In this paper, we propose a hybrid learning model GSA-ELM for COVID-19 global active cases forecasting. To predict the complex and multifactorial COVID-19 active cases, we use a gravitational search algorithm to search the global optimal parameters of the extreme learning machine. The experimental results demonstrate the reliability of the model in predicting real-life active cases compared to other state-of-the-art methods, and its excellent generalisation ability is of good application. In addition, our model can be deployed and applied online, the model uses a data-driven approach for training and the prediction of the number of active cases can be performed in parallel.

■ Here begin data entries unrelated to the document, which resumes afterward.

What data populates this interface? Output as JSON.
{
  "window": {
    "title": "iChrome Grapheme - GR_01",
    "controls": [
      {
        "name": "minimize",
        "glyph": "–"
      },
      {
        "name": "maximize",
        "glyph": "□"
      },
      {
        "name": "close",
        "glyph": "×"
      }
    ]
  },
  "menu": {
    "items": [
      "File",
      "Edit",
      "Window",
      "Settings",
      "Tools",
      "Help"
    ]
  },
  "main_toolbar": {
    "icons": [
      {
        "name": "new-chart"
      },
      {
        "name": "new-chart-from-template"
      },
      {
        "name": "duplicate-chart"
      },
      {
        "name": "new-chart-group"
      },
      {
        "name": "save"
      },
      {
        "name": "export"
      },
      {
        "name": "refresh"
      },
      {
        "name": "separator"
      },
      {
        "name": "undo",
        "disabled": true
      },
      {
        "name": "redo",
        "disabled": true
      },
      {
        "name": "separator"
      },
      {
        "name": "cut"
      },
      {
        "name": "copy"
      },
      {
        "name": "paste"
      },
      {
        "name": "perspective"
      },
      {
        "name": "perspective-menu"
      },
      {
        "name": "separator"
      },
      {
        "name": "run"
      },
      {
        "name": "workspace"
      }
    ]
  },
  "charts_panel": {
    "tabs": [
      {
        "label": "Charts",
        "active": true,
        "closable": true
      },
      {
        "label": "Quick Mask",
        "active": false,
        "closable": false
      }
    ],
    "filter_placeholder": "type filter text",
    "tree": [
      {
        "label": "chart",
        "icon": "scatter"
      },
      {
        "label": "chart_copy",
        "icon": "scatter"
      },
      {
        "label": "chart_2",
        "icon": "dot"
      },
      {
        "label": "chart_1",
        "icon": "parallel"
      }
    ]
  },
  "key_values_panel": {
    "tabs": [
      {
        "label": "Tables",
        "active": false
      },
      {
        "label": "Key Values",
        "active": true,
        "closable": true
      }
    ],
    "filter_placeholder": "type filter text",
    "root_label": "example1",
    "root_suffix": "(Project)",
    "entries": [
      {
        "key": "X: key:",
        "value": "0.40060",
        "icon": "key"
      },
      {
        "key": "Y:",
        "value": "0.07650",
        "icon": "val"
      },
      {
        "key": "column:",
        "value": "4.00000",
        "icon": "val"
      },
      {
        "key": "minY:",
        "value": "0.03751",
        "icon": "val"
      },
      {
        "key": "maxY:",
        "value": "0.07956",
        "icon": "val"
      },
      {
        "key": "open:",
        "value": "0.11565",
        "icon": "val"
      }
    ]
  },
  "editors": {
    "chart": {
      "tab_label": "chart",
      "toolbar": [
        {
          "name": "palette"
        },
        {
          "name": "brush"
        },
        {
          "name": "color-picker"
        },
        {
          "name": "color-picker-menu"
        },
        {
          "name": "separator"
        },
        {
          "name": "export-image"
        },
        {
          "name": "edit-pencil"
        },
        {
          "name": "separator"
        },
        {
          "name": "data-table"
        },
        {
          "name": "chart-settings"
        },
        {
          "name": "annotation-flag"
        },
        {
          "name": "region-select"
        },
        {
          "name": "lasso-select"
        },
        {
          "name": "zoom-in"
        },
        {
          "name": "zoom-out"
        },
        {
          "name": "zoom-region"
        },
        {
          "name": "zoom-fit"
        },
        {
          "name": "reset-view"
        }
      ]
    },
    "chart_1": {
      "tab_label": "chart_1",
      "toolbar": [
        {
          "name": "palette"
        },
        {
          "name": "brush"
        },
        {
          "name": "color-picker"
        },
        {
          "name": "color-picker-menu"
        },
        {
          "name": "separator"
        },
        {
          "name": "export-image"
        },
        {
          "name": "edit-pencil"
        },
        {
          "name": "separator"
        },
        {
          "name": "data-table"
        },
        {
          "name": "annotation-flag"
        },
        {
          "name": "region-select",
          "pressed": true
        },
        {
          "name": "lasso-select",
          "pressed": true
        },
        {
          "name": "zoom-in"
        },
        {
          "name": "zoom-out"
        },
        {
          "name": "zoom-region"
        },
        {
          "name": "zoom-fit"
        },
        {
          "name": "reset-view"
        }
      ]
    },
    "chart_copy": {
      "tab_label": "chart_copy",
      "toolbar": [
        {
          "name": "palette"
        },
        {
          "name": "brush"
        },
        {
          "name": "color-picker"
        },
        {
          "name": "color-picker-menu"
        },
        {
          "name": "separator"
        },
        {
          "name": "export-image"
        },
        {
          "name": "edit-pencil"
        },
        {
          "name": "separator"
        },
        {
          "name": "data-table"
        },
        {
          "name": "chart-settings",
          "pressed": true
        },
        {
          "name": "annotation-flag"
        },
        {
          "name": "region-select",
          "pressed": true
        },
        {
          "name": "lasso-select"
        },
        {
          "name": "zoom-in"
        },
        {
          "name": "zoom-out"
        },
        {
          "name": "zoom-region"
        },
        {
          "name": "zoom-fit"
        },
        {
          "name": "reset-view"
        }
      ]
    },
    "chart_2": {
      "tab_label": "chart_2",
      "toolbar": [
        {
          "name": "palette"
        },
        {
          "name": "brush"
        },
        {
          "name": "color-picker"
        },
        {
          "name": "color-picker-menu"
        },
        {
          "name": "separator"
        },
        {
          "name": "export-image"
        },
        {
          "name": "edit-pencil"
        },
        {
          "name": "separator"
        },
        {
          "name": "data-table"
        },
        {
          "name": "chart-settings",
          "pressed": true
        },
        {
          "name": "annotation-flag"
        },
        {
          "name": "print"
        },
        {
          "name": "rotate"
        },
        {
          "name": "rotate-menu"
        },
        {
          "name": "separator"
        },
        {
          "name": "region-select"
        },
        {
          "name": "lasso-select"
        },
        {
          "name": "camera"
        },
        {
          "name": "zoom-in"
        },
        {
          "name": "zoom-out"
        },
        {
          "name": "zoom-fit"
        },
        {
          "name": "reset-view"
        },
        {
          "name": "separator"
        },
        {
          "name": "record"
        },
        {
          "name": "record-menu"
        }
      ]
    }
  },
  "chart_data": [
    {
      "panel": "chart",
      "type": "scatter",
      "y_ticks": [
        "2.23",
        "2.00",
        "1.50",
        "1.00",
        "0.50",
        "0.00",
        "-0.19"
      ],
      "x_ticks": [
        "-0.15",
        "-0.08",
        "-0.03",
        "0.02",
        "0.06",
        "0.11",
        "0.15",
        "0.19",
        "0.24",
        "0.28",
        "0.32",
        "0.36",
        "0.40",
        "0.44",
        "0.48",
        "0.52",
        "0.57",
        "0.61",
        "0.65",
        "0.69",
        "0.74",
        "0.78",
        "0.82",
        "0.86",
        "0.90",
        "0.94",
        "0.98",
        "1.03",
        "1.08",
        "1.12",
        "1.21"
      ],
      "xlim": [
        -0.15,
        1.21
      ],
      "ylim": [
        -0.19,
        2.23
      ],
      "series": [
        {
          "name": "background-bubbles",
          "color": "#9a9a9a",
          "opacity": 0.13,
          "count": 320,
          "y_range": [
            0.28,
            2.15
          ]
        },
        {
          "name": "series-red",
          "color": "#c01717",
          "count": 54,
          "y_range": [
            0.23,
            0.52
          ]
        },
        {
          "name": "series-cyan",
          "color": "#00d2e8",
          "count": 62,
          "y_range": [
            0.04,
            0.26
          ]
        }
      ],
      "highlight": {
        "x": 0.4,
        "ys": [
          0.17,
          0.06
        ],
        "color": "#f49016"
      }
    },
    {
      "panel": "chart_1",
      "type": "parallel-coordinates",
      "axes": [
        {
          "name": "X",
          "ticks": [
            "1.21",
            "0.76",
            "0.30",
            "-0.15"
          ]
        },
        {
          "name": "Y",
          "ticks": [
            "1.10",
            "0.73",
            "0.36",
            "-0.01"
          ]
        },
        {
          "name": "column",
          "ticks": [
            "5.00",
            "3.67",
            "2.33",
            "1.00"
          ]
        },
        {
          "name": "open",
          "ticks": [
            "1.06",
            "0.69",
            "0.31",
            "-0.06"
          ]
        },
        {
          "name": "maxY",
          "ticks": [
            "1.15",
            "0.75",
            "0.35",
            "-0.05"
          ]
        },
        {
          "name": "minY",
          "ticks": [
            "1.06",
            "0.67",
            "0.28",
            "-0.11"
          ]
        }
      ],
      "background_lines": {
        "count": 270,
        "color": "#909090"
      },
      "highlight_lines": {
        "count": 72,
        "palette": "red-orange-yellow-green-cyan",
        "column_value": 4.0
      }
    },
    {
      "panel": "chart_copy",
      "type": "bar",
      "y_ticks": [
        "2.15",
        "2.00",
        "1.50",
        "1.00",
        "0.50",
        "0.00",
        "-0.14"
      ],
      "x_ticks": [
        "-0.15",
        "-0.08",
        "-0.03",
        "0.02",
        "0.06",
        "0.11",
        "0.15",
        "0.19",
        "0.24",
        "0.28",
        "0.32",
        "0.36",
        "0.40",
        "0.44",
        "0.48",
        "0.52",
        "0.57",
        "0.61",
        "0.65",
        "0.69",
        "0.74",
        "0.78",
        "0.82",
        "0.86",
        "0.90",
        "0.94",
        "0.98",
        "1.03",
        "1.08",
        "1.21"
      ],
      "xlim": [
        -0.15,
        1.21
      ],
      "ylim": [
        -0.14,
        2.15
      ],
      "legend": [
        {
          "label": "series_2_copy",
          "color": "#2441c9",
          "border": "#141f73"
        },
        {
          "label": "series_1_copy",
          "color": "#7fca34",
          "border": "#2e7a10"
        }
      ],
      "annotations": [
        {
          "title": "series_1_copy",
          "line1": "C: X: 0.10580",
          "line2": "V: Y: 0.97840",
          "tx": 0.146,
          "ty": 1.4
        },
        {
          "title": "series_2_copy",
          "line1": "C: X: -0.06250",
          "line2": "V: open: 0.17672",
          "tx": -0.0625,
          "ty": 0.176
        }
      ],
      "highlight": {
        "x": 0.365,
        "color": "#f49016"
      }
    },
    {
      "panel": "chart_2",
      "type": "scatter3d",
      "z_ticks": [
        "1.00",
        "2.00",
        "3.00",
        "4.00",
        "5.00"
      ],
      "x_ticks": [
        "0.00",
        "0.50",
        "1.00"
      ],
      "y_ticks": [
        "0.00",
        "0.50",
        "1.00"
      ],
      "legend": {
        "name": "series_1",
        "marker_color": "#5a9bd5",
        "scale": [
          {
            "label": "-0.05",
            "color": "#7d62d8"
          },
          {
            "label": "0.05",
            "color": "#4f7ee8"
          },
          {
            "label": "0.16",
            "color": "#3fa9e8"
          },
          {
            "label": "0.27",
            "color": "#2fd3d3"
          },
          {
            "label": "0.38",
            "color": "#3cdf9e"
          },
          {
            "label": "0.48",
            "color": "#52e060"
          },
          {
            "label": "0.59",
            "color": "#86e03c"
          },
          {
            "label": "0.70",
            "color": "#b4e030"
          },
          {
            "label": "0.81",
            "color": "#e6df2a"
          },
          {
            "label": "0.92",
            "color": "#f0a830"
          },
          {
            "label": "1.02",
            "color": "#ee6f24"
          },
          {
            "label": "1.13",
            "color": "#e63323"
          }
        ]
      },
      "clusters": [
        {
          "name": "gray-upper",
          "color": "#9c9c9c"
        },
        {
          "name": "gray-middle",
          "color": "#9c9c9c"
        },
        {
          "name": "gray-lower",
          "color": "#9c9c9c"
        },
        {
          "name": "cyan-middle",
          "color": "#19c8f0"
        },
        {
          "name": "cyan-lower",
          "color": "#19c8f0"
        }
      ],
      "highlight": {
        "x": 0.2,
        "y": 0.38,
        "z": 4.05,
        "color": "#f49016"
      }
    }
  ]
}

In the future, the model will be able to assist the government and related organisations to make appropriate epidemic prevention plans as early as possible to control the spread of the epidemic among the population and protect people's lives.

AUTHOR CONTRIBUTION

Boyu Huang: Methodology; Software. Youyi Song: Formal analysis. Zhihan Cui: Validation. Haowen Dou: Data curation. Dazhi Jiang: Writing – review & editing. Teng Zhou: Funding acquisition; Project administration. Jing Qin: Supervision.

ACKNOWLEDGEMENT

This work was supported by the National Natural Science Foundation of China (No. 61902232), the 2022 Guangdong Basic and Applied Basic Research Foundation (No. 2022A1515011590), the Project of Strategic Importance of The Hong Kong Polytechnic University (No. 1-ZE2Q), and the 2020 Li Ka Shing Foundation Cross-Disciplinary Research Grant (No. 2020LKSFG05D). All authors of this paper would like to thank Mrs. Zhizhe Lin, Ph.D. candidate at Hainan University, for her help with this paper.

    CONFLICT OF INTEREST STATEMENT

    The authors declare that they have no conflict of interest.

    DATA AVAILABILITY STATEMENT

    The dataset and source code generated during and/or analysed during the current study are available from the corresponding author upon reasonable request.